In her short lecture, Janet Marstine will introduce the need for curating through relational ethics, as it pertains to the project of decolonizing museums. She will explain how ethics codes alone are insufficient to address the complex issues that curators face today and need to be bolstered by values-driven approaches. Dr. Marstine will argue that, by signifying the relationships or ‘connectness’ between objects and people, institutions and people and among people, as facilitated by curators, relational ethics has the capacity to address both art world exclusions and inequalities as well as wider social and political concerns.
Reflecting on the issues raised, Gómez-Barris and Kasibe will explore ethics in museums and the curatorial, as they relate to their own research and practice. Macarena Gómez-Barris, who works at the intersections of the visual arts, the environmental media humanities, and decolonial theory and praxis, will discuss extractivism in relationship to territories, art museums, and material infrastructures. In her talk `The Colonial Anthropocene and Reimagining Art Today` Gomez-Barris will highlight issues in relation to ethics in this current moment, by exploring two examples from New York and Chile. Wandile Kasibe from the Iziko Museums of South Africa, will discuss ethics in relation to his research on museums and the construction of race ideologies, as well as by his involvement in the “Rhodes Must Fall” Movement.
PANEL
Janet Marstine has a particular interest in recognizing and supporting the agency of practitioners to make informed ethical decisions. For over fifteen years, through her research, writing and teaching, Dr. Janet Marstine has reinvigorated and redefined the field of museum ethics. In her work as Assistant Professor of Museum Studies/Founding Director of the Institute of Museum Ethics at Seton Hall University, South Orange, New Jersey (2005-2010), subsequently as Assistant and Associate Professor in the School of Museum Studies at the University of Leicester, UK (2010-2019) and now as an independent scholar and consultant, she has established a robust research trajectory analyzing ethics topics from museum transparency to curatorial self-censorship to artists’ interventions as drivers for ethical change.

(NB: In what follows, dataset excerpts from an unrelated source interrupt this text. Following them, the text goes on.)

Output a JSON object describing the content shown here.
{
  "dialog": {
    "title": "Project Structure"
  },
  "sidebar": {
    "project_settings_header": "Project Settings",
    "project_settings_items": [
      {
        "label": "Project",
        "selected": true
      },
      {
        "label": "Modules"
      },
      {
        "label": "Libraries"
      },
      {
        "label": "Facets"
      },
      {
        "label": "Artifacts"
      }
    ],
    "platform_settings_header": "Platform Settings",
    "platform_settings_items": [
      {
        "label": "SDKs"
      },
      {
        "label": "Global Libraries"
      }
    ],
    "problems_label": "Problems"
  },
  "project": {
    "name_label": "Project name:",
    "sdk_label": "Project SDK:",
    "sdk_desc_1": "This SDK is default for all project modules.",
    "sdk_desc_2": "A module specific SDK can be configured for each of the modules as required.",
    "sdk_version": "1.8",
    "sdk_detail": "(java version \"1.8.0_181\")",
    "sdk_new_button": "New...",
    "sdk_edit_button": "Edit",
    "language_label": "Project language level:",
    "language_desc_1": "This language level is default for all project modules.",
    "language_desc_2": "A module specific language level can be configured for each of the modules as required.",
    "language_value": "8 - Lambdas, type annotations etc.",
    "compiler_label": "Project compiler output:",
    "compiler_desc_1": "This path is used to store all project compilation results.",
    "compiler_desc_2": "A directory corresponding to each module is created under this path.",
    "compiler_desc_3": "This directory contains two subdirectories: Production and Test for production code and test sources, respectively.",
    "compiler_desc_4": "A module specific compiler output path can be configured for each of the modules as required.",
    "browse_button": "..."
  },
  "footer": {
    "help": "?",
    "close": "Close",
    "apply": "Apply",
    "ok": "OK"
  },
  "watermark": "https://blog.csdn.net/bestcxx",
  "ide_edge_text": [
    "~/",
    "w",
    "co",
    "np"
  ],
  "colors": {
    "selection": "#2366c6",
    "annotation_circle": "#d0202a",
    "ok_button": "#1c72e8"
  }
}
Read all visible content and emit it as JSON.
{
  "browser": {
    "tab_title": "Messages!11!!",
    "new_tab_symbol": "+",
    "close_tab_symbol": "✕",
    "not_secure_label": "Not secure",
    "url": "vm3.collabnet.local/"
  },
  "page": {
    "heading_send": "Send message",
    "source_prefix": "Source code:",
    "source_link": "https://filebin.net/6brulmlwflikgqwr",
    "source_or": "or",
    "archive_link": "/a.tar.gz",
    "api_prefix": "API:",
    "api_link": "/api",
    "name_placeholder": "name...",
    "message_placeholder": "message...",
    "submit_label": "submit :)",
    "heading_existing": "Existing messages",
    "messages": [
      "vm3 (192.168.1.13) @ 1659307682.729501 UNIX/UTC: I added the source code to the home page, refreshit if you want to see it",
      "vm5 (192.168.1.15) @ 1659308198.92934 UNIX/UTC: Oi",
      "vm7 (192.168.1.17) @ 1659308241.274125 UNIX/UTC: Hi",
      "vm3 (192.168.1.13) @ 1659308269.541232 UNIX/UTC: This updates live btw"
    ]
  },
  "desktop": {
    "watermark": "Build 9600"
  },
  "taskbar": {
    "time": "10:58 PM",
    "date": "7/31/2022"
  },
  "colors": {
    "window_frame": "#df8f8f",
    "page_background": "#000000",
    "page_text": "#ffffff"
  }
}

Her books include New Museum Theory and Practice: An Introduction (Wiley Blackwell 2006); Routledge Companion to Museum Ethics: Redefining Ethics for the Twenty-First Century Museum (Routledge 2011); with A. Bauer and C. Haines, New Directions in Museum Ethics (Routledge 2012); Critical Practice: Artists, Museums, Ethics (Routledge 2017); with S. Mintcheva, Curating Under Pressure: International Perspectives on Negotiating Conflict and Upholding Integrity (Routledge 2020); and with O. Ho Curating Art (Routledge 2022).
Wandile Kasibe graduated with a PhD in Sociology from the University of Cape Town (UCT), his thesis is entitled “Museums and the Construction of Race Ideologies In South Africa”. As a student at the University, Kasibe was involved in the Rhodes Must Fall (RMF), Fees Must Fall (FMF) movements which sought to question colonial symbolism, institutionalized racism and many other forms of colonial continuity in society today. Kasibe is a Chevening scholar who holds a B-Tech Degree in Fine Art (Border Technikon), Post Graduate Diploma in Fine Art (University of Cape Town), MFA, MA in World Heritage (International Training Centre/ILO), and has graduated with a Masters Degree in Museum Studies at the School of Museum Studies at Leicester in the United Kingdom. He has published in various publications, served on numerous boards including the National Arts Council of South Africa (NAC). Kasibe also serves on the UCT Rhodes Must Fall Scholarship committee and has travelled quite extensively in Africa, Europe, Asia and the Americas. He is currently the Public Programmes Coordinator of the Iziko Museums of South Africa.
Macarena Gómez-Barris works at the intersections of the visual arts, the environmental media humanities, and decolonial theory and praxis. Her books include “Where Memory Dwells: Culture and State Violence in Chile” (UC Press, 2009), “The Extractive Zone: Social Ecologies and Decolonial Perspectives” (Duke University Press 2017) and “Beyond the Pink Tide: Artistic and Political Undercurrents in the Américas” (UC Press, 2018).
Macarena is Founding Director of the Global South Center at Pratt Institute. She was recently awarded a 2022 Andy Warhol Curatorial Research Grant for the exhibition to accompany her forthcoming book At the Sea’s Edge from Duke University Press.